SUSE argues that this move will help it strengthen its existing OpenStack portfolio and that the acquisition of the Cloud Foundry and other Platform-as-a-Service assets will allow it to bring its own enterprise-ready SUSE Cloud Foundry solution to market.
“The driving force behind this acquisition is SUSE’s commitment to providing open source software-defined infrastructure technologies that deliver enterprise value for our customers and partners,” said Nils Brauckmann, CEO of SUSE. “This also demonstrates how we’re building our business through a combination of organic growth and technology acquisition. Once again, this strategy sends a strong message to the market and the worldwide open source community that SUSE is a company on the move.”

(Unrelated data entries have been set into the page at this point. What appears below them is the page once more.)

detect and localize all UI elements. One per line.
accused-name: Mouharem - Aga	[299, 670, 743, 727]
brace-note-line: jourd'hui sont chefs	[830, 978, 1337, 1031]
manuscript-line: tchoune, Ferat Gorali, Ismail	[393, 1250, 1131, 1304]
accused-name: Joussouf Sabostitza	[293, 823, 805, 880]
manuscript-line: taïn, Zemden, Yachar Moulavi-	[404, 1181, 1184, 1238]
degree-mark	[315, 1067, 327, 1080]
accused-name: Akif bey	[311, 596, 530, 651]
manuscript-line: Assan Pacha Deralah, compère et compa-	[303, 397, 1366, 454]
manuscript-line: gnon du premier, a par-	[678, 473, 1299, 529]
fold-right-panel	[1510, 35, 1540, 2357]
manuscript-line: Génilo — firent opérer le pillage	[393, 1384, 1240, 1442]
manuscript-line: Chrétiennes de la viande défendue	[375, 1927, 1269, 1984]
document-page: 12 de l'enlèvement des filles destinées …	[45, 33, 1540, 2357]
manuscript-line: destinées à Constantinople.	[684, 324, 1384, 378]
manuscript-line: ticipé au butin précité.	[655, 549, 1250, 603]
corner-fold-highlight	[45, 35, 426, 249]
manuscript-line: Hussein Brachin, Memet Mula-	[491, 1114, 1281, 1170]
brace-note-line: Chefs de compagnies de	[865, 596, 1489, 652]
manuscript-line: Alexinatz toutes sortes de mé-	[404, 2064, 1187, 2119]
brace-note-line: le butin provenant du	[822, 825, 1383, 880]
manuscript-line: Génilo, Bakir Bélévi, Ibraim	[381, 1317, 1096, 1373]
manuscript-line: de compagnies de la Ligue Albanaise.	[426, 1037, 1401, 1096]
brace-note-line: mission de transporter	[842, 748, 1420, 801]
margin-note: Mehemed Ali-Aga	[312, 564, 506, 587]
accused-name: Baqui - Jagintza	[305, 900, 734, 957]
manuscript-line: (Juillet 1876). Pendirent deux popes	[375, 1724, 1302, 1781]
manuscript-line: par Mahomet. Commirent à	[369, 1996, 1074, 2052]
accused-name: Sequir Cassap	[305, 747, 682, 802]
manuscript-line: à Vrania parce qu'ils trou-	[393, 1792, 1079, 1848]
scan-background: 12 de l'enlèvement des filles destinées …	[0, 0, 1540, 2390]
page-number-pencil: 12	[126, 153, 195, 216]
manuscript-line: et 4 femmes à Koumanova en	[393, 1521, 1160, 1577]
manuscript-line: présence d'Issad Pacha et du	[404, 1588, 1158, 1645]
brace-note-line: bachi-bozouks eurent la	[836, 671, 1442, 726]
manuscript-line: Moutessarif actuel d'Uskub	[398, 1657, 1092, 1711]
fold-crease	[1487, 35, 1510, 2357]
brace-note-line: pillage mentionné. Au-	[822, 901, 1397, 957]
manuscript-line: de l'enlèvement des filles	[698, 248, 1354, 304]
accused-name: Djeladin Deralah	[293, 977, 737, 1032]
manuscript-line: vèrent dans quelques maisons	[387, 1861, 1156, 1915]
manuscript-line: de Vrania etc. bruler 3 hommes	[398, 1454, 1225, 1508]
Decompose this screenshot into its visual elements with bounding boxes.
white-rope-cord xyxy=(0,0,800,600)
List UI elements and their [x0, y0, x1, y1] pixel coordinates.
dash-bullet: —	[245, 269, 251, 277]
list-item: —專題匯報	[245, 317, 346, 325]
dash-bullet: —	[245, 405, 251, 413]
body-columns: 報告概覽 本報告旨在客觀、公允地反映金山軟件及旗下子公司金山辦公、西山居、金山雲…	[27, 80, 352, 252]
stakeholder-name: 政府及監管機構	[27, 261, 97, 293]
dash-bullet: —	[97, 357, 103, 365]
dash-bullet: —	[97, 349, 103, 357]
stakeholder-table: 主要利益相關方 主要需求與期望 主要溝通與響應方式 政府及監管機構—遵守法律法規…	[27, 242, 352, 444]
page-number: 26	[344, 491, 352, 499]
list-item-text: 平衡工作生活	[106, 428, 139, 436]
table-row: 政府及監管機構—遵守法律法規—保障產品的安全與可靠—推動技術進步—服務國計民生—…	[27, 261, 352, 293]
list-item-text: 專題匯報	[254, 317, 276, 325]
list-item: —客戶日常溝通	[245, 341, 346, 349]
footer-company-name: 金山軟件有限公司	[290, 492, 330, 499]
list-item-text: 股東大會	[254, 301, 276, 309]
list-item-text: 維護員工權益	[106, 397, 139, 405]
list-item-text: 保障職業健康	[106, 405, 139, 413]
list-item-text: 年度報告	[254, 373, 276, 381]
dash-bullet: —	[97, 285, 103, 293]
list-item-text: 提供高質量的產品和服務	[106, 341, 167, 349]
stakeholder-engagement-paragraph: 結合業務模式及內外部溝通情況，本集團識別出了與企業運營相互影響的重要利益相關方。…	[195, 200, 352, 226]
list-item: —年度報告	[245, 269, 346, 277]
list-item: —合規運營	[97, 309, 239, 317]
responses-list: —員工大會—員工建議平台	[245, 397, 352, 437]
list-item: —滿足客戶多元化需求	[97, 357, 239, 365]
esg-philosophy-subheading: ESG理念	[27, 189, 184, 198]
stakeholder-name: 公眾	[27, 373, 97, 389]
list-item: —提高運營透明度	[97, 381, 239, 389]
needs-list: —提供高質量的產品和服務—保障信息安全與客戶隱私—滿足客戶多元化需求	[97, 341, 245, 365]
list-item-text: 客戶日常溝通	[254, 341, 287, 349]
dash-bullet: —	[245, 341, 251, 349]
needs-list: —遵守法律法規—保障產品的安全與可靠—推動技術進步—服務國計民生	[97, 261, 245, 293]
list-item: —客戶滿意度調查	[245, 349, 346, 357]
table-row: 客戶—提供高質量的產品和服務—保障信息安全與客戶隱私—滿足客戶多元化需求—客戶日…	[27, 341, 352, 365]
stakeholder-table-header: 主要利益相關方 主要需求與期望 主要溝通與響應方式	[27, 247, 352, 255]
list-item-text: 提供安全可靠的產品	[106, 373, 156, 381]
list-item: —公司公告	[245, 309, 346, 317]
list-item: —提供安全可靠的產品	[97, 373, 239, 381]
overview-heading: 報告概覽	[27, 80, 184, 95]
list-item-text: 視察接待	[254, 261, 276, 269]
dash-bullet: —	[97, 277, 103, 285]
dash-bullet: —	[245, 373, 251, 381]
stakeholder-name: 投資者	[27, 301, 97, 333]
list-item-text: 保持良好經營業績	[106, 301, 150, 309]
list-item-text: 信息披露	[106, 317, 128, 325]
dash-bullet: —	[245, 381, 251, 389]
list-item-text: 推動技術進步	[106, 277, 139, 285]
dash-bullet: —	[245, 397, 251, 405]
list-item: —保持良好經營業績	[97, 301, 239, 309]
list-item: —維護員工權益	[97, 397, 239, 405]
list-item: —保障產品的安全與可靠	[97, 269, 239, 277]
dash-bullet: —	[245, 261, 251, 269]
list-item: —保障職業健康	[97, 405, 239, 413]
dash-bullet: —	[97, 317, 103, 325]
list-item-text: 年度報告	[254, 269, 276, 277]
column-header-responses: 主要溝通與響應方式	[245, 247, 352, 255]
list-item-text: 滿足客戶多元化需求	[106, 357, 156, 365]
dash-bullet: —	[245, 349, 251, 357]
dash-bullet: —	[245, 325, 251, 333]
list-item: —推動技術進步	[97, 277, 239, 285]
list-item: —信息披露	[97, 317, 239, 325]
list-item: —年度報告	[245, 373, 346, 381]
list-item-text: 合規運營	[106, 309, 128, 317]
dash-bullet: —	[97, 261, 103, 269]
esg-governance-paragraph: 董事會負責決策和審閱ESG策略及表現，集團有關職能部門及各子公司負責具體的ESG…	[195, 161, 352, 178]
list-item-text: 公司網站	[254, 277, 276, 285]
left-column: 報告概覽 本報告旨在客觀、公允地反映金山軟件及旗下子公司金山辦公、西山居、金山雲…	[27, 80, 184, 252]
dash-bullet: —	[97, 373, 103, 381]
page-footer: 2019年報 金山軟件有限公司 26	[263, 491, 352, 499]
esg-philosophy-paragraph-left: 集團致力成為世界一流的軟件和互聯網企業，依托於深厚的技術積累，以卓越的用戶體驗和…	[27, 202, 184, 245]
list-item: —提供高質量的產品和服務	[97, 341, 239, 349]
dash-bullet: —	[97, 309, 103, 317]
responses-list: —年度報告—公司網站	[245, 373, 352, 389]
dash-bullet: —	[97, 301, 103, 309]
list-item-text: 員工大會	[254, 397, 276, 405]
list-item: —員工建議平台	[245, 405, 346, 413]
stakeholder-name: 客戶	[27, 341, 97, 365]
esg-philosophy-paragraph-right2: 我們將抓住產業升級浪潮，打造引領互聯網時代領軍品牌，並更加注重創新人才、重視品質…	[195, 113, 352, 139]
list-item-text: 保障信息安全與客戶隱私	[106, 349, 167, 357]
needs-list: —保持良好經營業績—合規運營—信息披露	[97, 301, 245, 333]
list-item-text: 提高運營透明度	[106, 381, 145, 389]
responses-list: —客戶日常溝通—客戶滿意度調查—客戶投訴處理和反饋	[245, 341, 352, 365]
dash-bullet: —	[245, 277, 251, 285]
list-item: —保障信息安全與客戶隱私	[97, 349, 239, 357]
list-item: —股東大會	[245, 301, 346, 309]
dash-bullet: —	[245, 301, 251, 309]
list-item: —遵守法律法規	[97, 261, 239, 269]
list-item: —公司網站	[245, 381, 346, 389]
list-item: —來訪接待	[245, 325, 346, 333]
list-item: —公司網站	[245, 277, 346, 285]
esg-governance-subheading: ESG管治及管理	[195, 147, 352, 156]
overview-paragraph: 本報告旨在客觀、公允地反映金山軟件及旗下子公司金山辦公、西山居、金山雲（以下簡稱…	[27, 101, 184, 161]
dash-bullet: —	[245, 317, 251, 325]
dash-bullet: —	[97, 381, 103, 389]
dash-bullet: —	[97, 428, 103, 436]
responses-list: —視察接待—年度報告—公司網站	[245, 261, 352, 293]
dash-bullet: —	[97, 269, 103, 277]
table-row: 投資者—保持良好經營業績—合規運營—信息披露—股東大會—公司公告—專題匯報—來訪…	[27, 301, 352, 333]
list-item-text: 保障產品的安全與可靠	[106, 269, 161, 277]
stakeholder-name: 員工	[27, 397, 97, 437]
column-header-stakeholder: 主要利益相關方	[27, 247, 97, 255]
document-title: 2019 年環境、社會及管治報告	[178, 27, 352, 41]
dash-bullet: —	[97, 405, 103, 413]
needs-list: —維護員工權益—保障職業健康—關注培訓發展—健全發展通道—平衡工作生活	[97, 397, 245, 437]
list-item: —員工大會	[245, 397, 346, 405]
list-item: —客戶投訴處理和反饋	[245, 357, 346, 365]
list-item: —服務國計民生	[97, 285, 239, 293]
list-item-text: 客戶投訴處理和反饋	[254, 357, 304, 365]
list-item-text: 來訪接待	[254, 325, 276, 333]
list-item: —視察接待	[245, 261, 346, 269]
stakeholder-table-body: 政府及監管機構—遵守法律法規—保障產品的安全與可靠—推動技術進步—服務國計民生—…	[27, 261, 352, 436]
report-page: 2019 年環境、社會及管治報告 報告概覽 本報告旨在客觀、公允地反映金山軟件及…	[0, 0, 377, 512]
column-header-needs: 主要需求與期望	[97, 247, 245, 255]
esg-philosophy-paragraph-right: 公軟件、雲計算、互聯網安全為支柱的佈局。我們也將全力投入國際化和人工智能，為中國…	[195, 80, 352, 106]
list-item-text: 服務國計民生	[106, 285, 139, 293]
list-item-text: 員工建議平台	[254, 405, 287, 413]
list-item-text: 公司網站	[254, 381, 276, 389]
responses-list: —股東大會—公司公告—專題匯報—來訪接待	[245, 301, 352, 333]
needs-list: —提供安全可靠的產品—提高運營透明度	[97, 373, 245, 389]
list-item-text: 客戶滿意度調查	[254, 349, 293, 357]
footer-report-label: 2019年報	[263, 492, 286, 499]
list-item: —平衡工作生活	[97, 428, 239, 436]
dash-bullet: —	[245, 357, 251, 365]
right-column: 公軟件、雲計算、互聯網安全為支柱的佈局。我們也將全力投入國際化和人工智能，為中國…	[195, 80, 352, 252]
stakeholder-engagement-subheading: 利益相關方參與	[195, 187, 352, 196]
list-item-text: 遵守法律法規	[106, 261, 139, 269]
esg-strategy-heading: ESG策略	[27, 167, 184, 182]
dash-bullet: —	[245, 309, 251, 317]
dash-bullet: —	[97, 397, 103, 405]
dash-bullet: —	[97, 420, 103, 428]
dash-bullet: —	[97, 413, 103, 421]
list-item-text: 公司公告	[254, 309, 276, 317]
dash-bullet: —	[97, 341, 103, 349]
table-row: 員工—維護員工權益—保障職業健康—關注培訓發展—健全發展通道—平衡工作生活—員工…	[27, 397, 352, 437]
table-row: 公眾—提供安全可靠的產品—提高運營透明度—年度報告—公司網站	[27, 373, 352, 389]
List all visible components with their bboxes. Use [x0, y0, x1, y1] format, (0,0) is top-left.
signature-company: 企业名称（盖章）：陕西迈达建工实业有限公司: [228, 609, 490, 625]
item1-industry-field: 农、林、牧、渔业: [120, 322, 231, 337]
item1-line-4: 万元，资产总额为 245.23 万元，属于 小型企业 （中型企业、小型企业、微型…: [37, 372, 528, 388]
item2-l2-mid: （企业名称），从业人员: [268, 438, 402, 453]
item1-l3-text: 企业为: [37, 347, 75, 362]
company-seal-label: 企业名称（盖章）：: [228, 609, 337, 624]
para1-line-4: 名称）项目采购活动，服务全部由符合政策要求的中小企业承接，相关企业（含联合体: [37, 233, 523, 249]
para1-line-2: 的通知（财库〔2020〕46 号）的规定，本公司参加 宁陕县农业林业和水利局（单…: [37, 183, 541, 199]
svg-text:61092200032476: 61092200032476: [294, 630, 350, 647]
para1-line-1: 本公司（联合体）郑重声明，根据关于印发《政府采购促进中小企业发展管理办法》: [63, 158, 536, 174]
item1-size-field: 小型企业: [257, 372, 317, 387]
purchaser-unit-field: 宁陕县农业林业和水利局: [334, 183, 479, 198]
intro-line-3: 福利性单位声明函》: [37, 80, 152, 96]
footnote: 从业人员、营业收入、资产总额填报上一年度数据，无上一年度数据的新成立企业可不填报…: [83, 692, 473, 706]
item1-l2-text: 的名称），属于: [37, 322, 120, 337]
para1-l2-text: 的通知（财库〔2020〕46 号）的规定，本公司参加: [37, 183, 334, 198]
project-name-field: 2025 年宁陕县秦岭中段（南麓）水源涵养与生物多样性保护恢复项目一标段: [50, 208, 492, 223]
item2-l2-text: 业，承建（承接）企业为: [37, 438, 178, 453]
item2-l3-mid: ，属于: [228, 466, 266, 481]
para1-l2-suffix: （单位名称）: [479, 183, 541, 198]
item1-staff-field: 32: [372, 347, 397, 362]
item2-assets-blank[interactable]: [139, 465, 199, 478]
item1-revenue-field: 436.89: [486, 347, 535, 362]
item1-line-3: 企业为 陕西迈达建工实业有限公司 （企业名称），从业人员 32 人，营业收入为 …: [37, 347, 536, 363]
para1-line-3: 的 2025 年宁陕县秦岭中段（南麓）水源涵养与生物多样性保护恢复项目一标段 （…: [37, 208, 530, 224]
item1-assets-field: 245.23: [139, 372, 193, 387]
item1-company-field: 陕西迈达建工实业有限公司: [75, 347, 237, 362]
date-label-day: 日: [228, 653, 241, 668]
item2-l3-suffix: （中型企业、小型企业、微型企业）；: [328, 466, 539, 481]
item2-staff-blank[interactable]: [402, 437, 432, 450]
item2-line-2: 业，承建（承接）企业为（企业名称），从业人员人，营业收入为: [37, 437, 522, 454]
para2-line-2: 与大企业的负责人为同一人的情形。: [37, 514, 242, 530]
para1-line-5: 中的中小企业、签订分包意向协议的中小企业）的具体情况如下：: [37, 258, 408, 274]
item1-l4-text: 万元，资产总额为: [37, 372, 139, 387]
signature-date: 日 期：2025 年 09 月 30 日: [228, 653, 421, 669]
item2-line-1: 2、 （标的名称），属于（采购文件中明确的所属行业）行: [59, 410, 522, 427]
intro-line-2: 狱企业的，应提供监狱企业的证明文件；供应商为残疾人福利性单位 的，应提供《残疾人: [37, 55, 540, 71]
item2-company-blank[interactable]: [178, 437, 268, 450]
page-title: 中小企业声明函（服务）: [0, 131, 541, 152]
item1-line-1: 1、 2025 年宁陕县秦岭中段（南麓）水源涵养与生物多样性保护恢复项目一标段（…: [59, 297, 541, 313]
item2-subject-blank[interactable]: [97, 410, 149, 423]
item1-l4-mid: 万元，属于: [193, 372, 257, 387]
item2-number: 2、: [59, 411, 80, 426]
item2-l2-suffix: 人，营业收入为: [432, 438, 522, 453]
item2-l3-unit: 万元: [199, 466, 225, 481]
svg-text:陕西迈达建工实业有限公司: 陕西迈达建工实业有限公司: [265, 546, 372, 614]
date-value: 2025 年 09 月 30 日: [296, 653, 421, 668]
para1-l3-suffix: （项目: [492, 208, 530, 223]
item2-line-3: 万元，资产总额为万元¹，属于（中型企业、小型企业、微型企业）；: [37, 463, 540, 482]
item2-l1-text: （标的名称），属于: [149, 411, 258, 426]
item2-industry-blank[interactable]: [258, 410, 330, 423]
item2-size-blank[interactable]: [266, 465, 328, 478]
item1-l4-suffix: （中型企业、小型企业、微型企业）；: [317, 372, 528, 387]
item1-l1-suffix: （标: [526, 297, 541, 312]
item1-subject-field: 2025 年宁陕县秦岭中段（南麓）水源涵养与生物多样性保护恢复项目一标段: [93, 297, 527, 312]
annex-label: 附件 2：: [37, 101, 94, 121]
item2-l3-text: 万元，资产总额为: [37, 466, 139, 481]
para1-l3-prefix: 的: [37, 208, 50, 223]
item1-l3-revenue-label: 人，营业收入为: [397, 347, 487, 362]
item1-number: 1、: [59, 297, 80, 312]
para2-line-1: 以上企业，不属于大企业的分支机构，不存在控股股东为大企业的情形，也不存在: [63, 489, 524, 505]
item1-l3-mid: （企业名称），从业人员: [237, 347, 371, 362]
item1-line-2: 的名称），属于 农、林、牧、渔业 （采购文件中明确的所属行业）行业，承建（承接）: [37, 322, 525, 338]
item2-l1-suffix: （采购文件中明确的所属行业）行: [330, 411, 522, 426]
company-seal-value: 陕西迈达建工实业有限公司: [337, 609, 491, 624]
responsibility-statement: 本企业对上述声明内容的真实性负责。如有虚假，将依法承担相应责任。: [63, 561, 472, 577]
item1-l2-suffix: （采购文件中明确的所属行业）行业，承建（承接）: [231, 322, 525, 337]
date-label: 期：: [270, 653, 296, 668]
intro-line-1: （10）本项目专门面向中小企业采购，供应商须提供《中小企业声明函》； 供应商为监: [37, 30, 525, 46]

SUSE will also become HPE’s preferred open source partner for Linux, OpenStack and Cloud Foundry.
HPE isn’t fully retiring from the OpenStack and Cloud Foundry game, though. HPE will OEM SUSE’s OpenStack and Cloud Foundry technology for its own Helion OpenStack and Stackato solutions, though while HPE says that this move simply means it is “evolving” its strategy “to focus on developing the next evolution of hybrid cloud solutions,” I can’t image that its customers won’t start wondering about the Helion platform’s future.